Activities included outdoor events such as snowshoeing, tobogganing, flag football, tug of war and horse-drawn sleigh rides.

The Provincial Association of Francophone Youth (l’Association Jeunesse Fransaskoise), Prince Albert French-Canadian Society ( Société Canadienne Francophone de Prince Albert), Canadian Parents for French, French Historical Society of Saskatchewan (Société Historique de la Saskatchewan) and Saskatchewan Urban Native Teachers Education Program also hosted various activities.

“It’s the brain child of the principal at Arthur Pechey, Brandi Sparboe,” said Cantin. After attending a conference for French teachers, Sparboe was inspired to bring the division’s French-speaking community together.

During opening ceremonies, organizers got elementary students dancing in the stands while singing songs in French.

One student was also awarded for winning the temporary tattoo design contest for participants to sport at the carnival. Her winning design featured a heart and the Fransaskois flag.

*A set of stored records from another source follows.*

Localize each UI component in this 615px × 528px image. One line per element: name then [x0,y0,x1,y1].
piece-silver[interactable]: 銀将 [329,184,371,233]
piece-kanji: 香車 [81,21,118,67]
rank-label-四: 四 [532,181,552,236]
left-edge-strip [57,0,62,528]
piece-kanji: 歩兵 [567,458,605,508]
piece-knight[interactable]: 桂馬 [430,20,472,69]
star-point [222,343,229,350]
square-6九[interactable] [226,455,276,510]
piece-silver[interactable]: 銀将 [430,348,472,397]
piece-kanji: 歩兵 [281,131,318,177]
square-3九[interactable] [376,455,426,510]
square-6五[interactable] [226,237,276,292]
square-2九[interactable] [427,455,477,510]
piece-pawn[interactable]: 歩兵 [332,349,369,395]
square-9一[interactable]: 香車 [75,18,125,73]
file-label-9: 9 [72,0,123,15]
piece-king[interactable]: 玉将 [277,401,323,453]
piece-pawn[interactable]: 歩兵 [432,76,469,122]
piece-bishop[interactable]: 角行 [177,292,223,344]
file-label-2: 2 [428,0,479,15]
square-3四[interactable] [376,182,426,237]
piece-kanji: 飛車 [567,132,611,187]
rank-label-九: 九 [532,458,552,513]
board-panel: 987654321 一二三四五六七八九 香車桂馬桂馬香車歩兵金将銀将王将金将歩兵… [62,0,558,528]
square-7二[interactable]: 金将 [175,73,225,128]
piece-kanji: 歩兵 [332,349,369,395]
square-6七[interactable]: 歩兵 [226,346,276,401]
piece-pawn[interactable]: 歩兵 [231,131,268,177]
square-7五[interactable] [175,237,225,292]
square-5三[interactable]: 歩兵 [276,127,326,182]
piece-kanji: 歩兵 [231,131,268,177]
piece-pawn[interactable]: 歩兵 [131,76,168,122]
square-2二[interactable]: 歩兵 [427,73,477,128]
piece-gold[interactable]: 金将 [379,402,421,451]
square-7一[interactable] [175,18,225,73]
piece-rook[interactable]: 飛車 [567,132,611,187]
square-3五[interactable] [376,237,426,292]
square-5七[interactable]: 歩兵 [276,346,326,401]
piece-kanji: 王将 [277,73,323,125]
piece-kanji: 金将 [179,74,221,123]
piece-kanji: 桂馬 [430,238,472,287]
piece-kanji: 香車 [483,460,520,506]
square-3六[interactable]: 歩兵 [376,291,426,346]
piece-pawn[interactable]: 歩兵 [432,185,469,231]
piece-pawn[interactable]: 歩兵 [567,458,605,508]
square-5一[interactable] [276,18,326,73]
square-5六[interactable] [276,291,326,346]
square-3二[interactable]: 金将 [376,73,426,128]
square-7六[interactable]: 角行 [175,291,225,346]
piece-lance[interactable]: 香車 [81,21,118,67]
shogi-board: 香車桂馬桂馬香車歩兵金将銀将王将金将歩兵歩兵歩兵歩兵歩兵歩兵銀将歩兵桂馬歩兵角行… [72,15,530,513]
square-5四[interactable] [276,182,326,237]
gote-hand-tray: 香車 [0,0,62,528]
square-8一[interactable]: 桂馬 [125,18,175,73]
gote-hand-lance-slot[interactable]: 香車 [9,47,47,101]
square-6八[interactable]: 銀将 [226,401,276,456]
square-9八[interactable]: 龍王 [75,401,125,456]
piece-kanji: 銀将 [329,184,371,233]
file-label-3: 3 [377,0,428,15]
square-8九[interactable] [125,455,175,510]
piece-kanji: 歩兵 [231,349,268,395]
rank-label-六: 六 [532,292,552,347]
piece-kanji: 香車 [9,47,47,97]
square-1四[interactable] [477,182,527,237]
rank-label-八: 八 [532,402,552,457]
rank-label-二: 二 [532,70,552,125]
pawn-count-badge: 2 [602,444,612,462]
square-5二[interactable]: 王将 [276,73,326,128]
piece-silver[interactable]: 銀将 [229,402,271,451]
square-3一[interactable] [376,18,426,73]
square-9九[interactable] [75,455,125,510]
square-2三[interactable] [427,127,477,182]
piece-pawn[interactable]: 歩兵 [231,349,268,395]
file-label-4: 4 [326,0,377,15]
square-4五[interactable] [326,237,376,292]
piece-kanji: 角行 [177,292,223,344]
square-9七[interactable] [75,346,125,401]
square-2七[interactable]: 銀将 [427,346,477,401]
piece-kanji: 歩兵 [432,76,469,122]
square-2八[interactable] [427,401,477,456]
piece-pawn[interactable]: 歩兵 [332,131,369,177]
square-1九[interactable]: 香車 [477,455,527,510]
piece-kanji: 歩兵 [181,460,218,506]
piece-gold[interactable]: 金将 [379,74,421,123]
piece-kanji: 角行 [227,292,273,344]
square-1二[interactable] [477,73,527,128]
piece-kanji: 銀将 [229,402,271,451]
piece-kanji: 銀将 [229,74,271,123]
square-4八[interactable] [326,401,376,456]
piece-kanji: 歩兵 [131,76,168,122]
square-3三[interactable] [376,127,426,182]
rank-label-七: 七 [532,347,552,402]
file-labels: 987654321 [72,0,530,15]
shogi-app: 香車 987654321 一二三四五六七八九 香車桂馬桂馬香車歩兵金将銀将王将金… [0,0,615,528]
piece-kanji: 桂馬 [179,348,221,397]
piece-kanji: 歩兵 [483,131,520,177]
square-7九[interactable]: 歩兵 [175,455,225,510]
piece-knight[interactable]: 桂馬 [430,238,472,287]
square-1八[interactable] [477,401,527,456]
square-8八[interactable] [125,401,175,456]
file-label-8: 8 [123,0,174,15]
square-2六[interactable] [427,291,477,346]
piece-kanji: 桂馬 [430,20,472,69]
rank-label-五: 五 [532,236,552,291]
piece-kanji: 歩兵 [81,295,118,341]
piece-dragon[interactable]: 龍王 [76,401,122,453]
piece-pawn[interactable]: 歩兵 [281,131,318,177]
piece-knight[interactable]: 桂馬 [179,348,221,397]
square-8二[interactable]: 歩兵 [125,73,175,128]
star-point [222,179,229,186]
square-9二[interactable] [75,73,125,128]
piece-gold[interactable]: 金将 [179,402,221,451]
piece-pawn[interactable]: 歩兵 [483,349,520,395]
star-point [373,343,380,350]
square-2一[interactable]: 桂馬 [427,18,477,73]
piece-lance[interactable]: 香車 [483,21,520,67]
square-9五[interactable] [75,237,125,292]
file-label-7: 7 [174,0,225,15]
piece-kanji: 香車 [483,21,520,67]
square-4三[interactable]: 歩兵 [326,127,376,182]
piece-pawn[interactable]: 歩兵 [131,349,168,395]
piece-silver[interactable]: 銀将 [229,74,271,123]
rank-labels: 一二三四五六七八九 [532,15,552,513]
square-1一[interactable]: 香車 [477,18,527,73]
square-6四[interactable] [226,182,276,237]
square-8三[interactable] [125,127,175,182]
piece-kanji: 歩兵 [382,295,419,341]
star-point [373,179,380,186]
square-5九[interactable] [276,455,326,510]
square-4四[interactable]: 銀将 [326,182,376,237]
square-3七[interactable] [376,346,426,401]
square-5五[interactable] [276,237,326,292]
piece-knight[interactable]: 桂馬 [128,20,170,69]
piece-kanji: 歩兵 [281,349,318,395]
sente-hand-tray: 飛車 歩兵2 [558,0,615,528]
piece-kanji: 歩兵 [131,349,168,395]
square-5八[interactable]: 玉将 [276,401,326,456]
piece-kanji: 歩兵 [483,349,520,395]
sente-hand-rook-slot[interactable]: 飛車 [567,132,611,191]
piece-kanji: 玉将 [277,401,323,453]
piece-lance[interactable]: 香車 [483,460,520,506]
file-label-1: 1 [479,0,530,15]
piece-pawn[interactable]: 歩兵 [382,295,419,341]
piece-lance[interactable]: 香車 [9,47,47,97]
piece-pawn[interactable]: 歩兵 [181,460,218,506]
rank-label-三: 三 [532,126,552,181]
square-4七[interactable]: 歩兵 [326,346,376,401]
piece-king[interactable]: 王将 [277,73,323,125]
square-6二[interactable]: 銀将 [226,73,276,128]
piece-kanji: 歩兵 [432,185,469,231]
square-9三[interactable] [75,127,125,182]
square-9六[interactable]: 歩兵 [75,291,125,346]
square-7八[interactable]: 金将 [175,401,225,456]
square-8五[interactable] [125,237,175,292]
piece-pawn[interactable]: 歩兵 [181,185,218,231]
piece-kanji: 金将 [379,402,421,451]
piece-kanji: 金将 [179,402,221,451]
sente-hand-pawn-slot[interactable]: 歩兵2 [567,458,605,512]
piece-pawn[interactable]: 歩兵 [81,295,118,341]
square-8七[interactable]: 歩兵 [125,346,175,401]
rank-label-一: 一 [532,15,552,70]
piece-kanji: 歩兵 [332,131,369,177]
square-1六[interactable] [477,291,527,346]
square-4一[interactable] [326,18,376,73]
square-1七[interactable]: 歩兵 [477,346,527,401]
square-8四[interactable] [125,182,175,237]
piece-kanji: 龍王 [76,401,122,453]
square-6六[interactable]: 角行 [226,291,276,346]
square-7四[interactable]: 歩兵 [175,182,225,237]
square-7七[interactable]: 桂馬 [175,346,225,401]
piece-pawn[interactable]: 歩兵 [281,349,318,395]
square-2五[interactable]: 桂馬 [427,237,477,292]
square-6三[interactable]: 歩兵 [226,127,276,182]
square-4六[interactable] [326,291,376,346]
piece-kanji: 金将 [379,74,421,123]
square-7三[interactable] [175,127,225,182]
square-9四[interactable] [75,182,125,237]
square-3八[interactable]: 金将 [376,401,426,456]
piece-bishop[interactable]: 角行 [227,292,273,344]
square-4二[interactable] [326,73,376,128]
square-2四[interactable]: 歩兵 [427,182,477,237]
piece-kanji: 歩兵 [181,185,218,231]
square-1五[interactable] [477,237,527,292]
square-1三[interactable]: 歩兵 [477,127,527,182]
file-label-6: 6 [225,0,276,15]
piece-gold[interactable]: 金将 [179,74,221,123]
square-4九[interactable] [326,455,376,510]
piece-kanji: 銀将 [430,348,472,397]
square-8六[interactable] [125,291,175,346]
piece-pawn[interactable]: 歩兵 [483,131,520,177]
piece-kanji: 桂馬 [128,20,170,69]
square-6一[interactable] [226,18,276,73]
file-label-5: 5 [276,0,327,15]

“It falls within the context of March being a national month to recognize the French language and the French culture here in Canada,” added Tom Michaud, Superintendent of Schools for the Saskatchewan Rivers Public School Division.

“It’s more than just opening opportunities for employment. It’s opening opportunities for personal growth,” he said.

“It becomes a part of your being.”

The Prince Albert French-Canadian Society (Société Canadienne Francophone de Prince Albert) provided maple toffee for the French Winter Carnival on Mar. 6, 2020. (Jayda Noyes/Daily Herald)

According to 2015-16 data from the Office of the Commissioner of Official Languages, 21 per cent of Saskatchewan students are enrolled in core French classes. Eight per cent are enrolled in French immersion.

The data showed French is the mother tongue of 1.5 per cent of the province’s population, which is over 16,000 people.

Michaud said they like to get the kids collectively singing at the opening ceremonies because that’s how they show their pride—by simply speaking the French language.

Ultimately—as kids were singing their hearts out, drawing French words on the cement with chalk and tasting maple toffee—Michaud hopes the kids feel a sense a joy.

“There’s that joie de vivre that the French are known for, that joy of life,” he said.

“This is an opportunity for them to celebrate their common passion for the French language and have fun living French.”